The study of the liturgy and its history is a fascinating area of theology. To understand the development of the various feasts and seasons we celebrate gives us one more tool whereby we can celebrate them with all the more appreciation and fervor.
Take Christmas, for example.
It is actually much more than the feast of the birth of Christ. His actual birth is, of course, a key element, both of the Christmas celebration and of all human history.
But Christmas, originally and fundamentally, is the feast of the Incarnation.
We can best understand "Incarnation" by thinking for a moment about Jesus' title "Son of God." When a parent has a son in a human family, it is clear that there was a time when the parent existed but the son did not. The parent has more experience, wisdom, and strength than the son.
But this is not the case with Jesus.
There was never a time that the Father existed but the Son did not. He always was. Furthermore, all the wisdom and power of the Father belong also to the Son. The Son is "God from God, Light from Light, True God from True God, begotten, not made, one in being with the Father" (Creed). Simply put, the Son of God is God.
Christmas, then, is not when Jesus began existing. Christmas, and hence the Incarnation, is about Jesus beginning to exist as a human being. (This begins to happen, of course, nine months before His birth.) The Divine Person shared our human nature. One of our brothers in the human family is God.

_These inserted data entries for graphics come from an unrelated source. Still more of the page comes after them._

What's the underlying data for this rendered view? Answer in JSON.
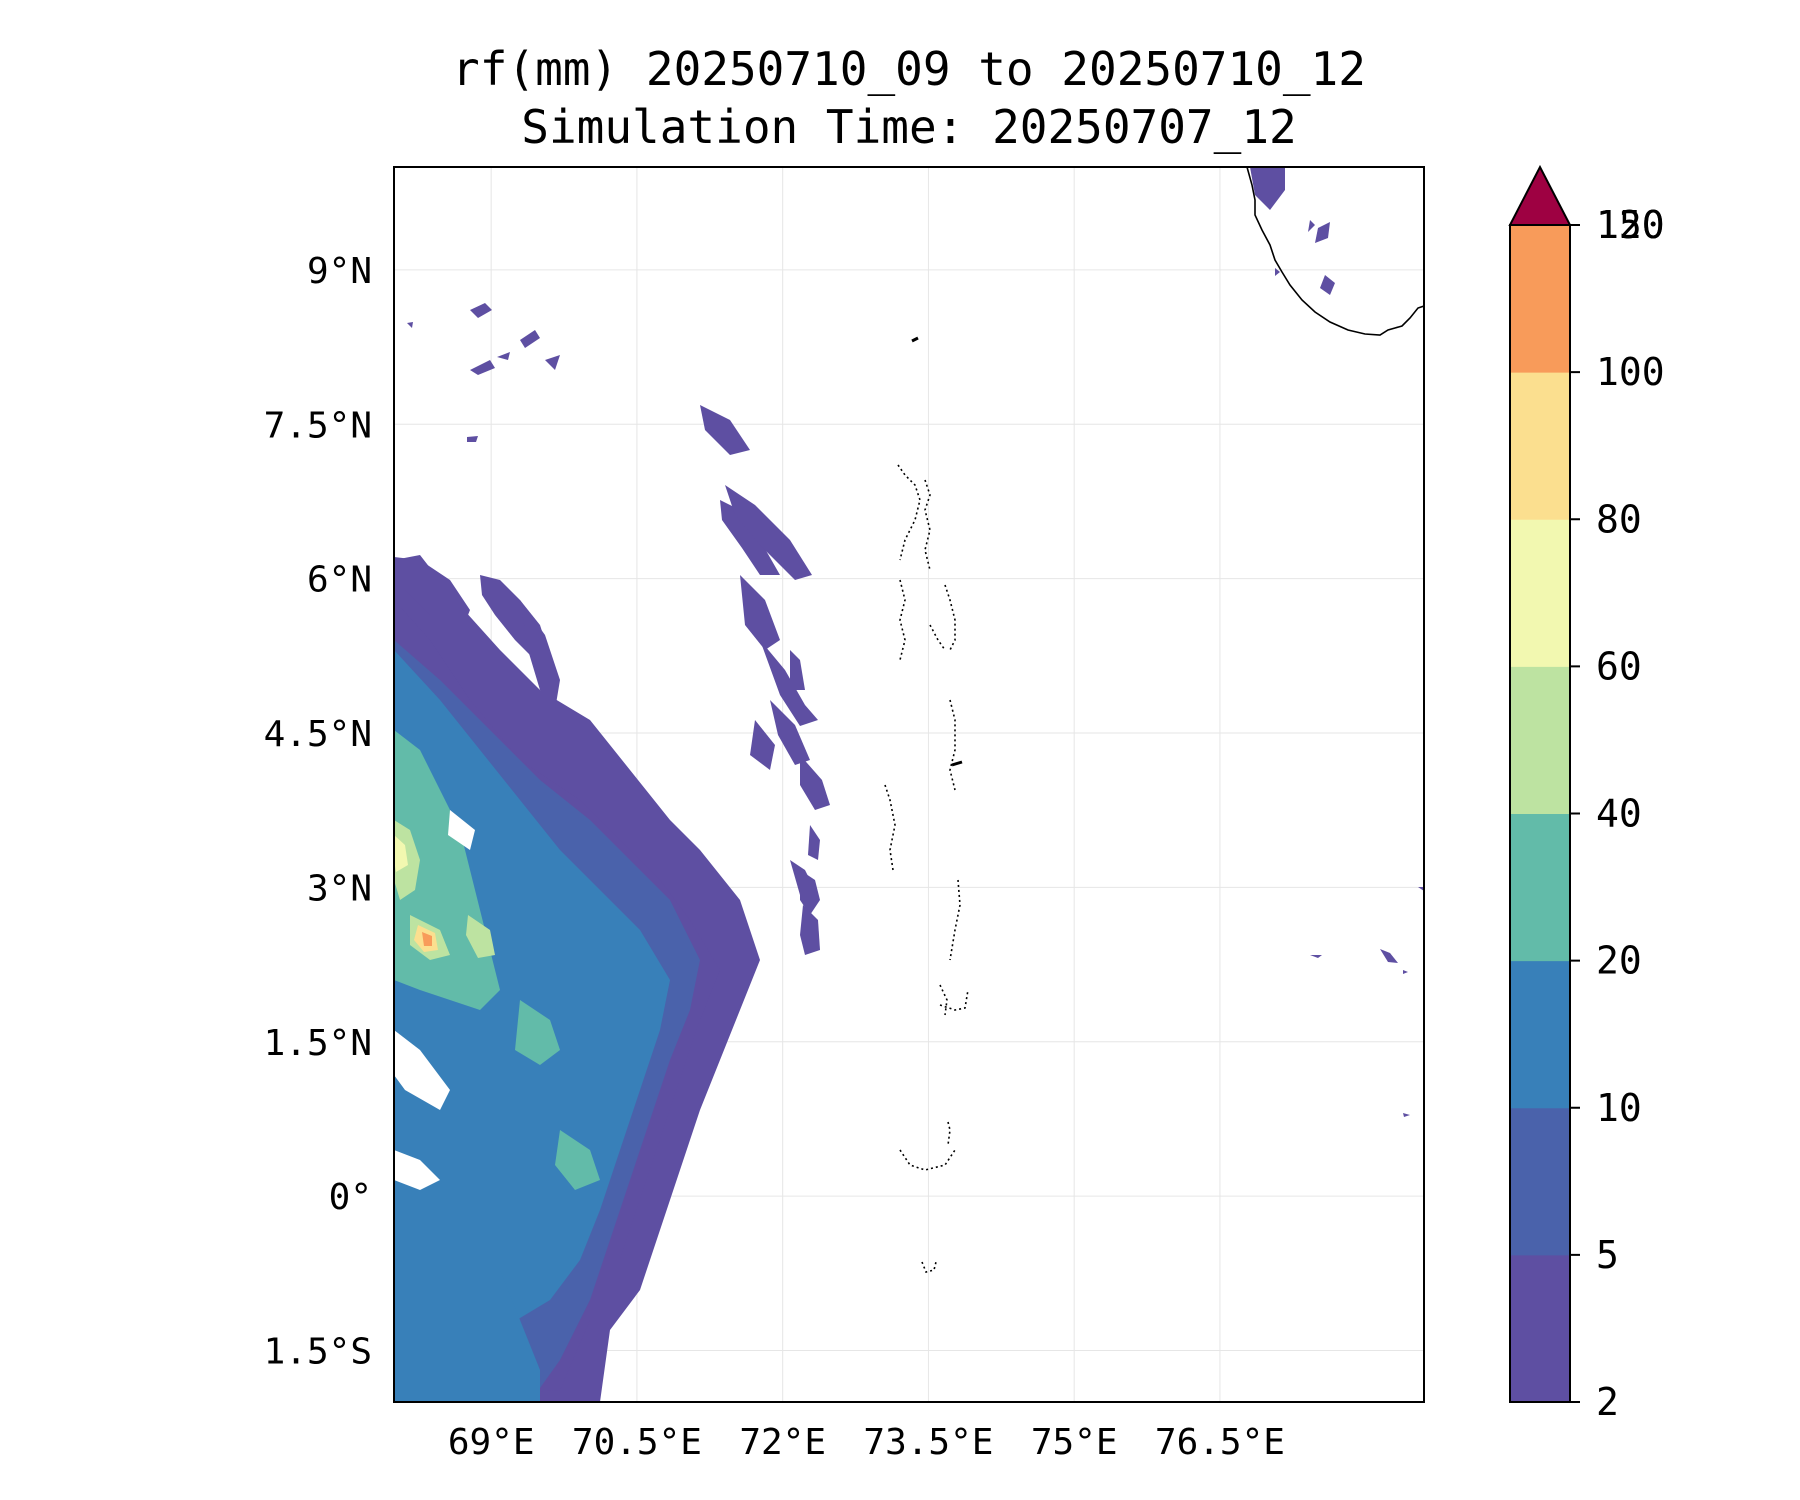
{
  "title": {
    "line1": "rf(mm) 20250710_09 to 20250710_12",
    "line2": "Simulation Time: 20250707_12"
  },
  "map": {
    "lon_range": [
      68.0,
      78.6
    ],
    "lat_range": [
      -2.0,
      10.0
    ],
    "x_ticks": [
      {
        "value": 69.0,
        "label": "69°E"
      },
      {
        "value": 70.5,
        "label": "70.5°E"
      },
      {
        "value": 72.0,
        "label": "72°E"
      },
      {
        "value": 73.5,
        "label": "73.5°E"
      },
      {
        "value": 75.0,
        "label": "75°E"
      },
      {
        "value": 76.5,
        "label": "76.5°E"
      }
    ],
    "y_ticks": [
      {
        "value": 9.0,
        "label": "9°N"
      },
      {
        "value": 7.5,
        "label": "7.5°N"
      },
      {
        "value": 6.0,
        "label": "6°N"
      },
      {
        "value": 4.5,
        "label": "4.5°N"
      },
      {
        "value": 3.0,
        "label": "3°N"
      },
      {
        "value": 1.5,
        "label": "1.5°N"
      },
      {
        "value": 0.0,
        "label": "0°"
      },
      {
        "value": -1.5,
        "label": "1.5°S"
      }
    ],
    "gridlines": true
  },
  "colorbar": {
    "extend": "max",
    "levels": [
      {
        "label": "2",
        "color": "#5e4fa2"
      },
      {
        "label": "5",
        "color": "#4a62ab"
      },
      {
        "label": "10",
        "color": "#3880b9"
      },
      {
        "label": "20",
        "color": "#62bba9"
      },
      {
        "label": "40",
        "color": "#bde3a1"
      },
      {
        "label": "60",
        "color": "#f2f8b0"
      },
      {
        "label": "80",
        "color": "#fbdf8f"
      },
      {
        "label": "100",
        "color": "#f89b5a"
      },
      {
        "label": "120",
        "color": "#d43d4e"
      },
      {
        "label": "150",
        "color": "#9e0142"
      }
    ]
  }
}
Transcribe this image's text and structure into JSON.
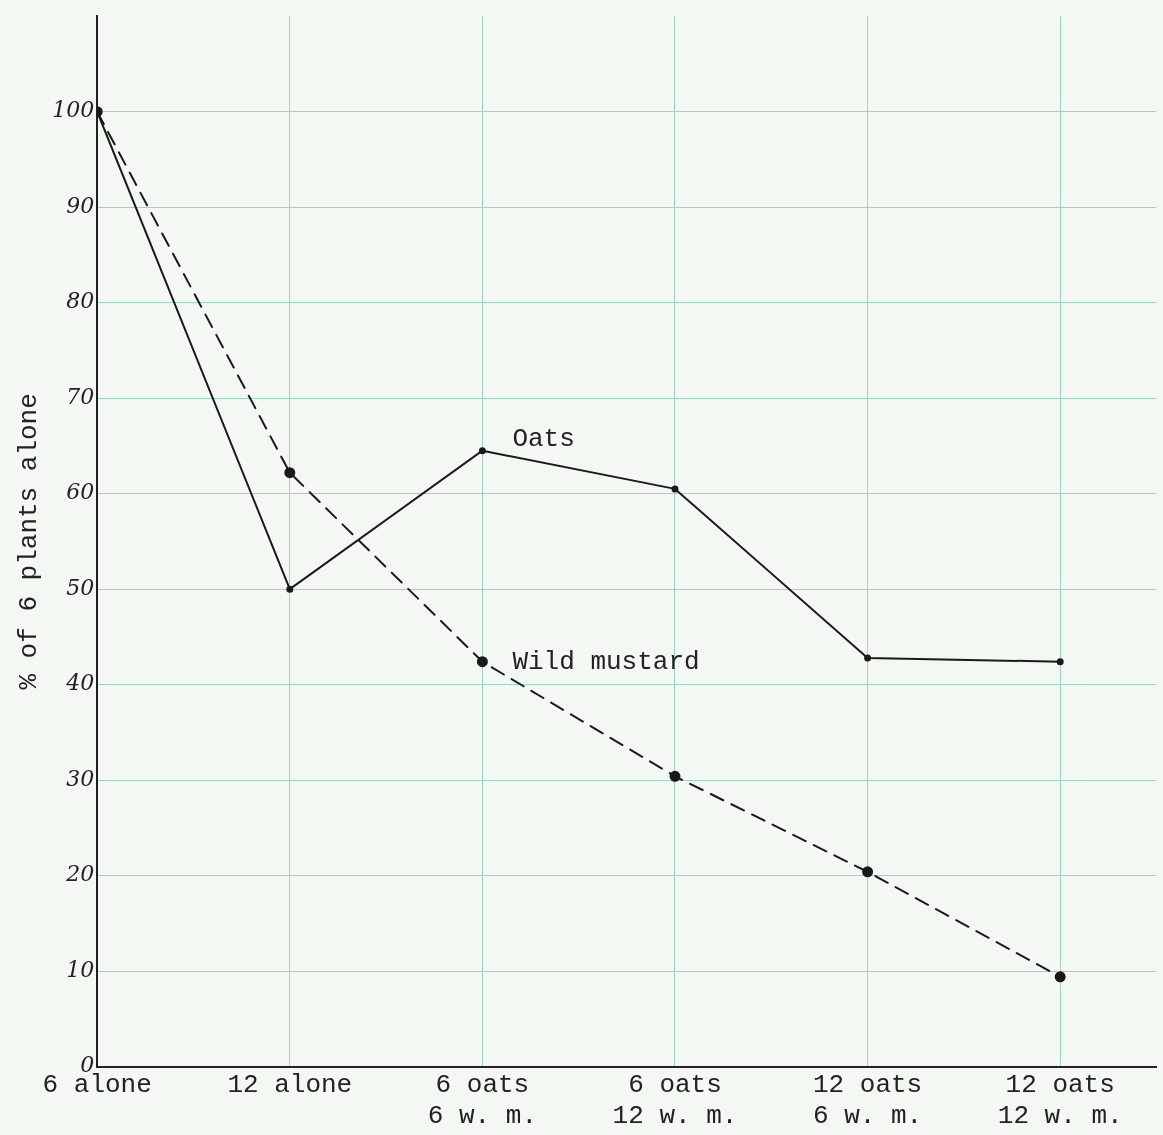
{
  "chart_data": {
    "type": "line",
    "ylabel": "% of 6 plants alone",
    "categories": [
      "6 alone",
      "12 alone",
      "6 oats\n6 w. m.",
      "6 oats\n12 w. m.",
      "12 oats\n6 w. m.",
      "12 oats\n12 w. m."
    ],
    "series": [
      {
        "name": "Oats",
        "color": "#1a1a1a",
        "line_style": "solid",
        "values": [
          100,
          50,
          64.5,
          60.5,
          42.8,
          42.4
        ]
      },
      {
        "name": "Wild mustard",
        "color": "#1a1a1a",
        "line_style": "dashed",
        "values": [
          100,
          62.2,
          42.4,
          30.4,
          20.4,
          9.4
        ]
      }
    ],
    "ylim": [
      0,
      110
    ],
    "yticks": [
      0,
      10,
      20,
      30,
      40,
      50,
      60,
      70,
      80,
      90,
      100
    ],
    "grid": true,
    "marker": "circle",
    "legend": false
  }
}
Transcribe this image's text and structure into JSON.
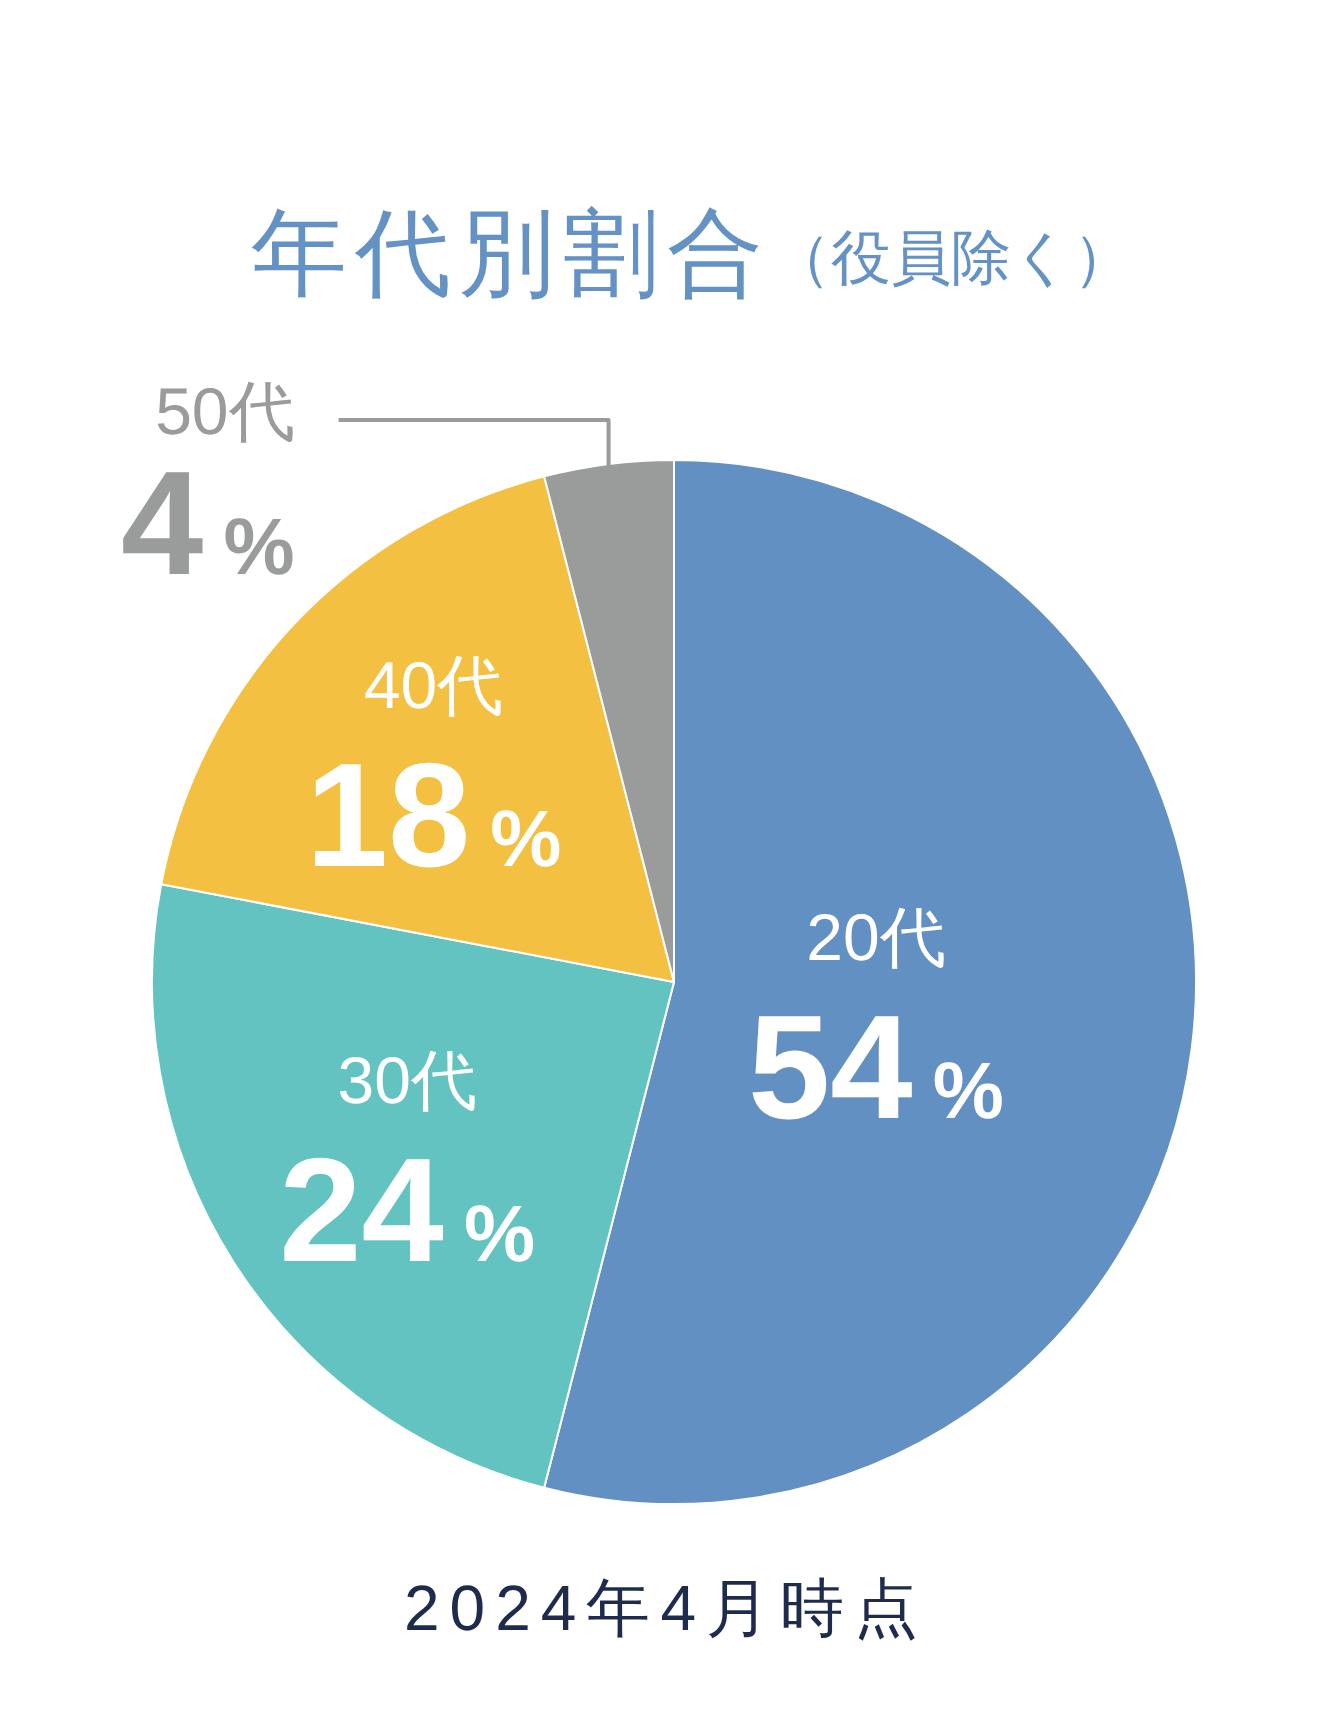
{
  "chart_data": {
    "type": "pie",
    "title": "年代別割合",
    "subtitle": "（役員除く）",
    "categories": [
      "20代",
      "30代",
      "40代",
      "50代"
    ],
    "values": [
      54,
      24,
      18,
      4
    ],
    "colors": [
      "#6290c3",
      "#63c3c1",
      "#f3c042",
      "#9a9b9b"
    ],
    "value_labels": [
      "54%",
      "24%",
      "18%",
      "4%"
    ],
    "annotations": [
      "2024年4月時点"
    ]
  }
}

When God makes people, He creates a human body and soul and says, "This is yours!" In the Incarnation, He creates a human body and soul, and says, "This is mine!"
The Second Vatican Council drew out a key implication of this doctrine: "By his incarnation the Son of God has united himself in some fashion with every human being" (Pastoral Constitution on the Church in the Modern World, Gaudium et Spes, 22). Without denying the doctrine of the necessity of evangelization and baptism, this truth is a profound basis for our seeing every human being as a brother or sister. This doctrinal truth is in turn the source of the moral obligation to care for each other.
Christmas is God in human language. Some are afraid to approach the Infinite and Almighty God. But who is afraid to approach a baby? Christmas is God's invitation to approach Him -- and in doing so, to approach one another, to accept one another. It is the acceptance of the fact of the Incarnation and all it implies.
In this context, The Gospel of Life states, "It is precisely in the "flesh" of every person that Christ continues to reveal himself and to enter into fellowship with us, so that rejection of human life, in whatever form that rejection takes, is really a rejection of Christ" (EV #104).
The meaning of Christmas is completely incompatible with any acceptance of abortion. May this Christmas, therefore, invigorate our pro-life commitment.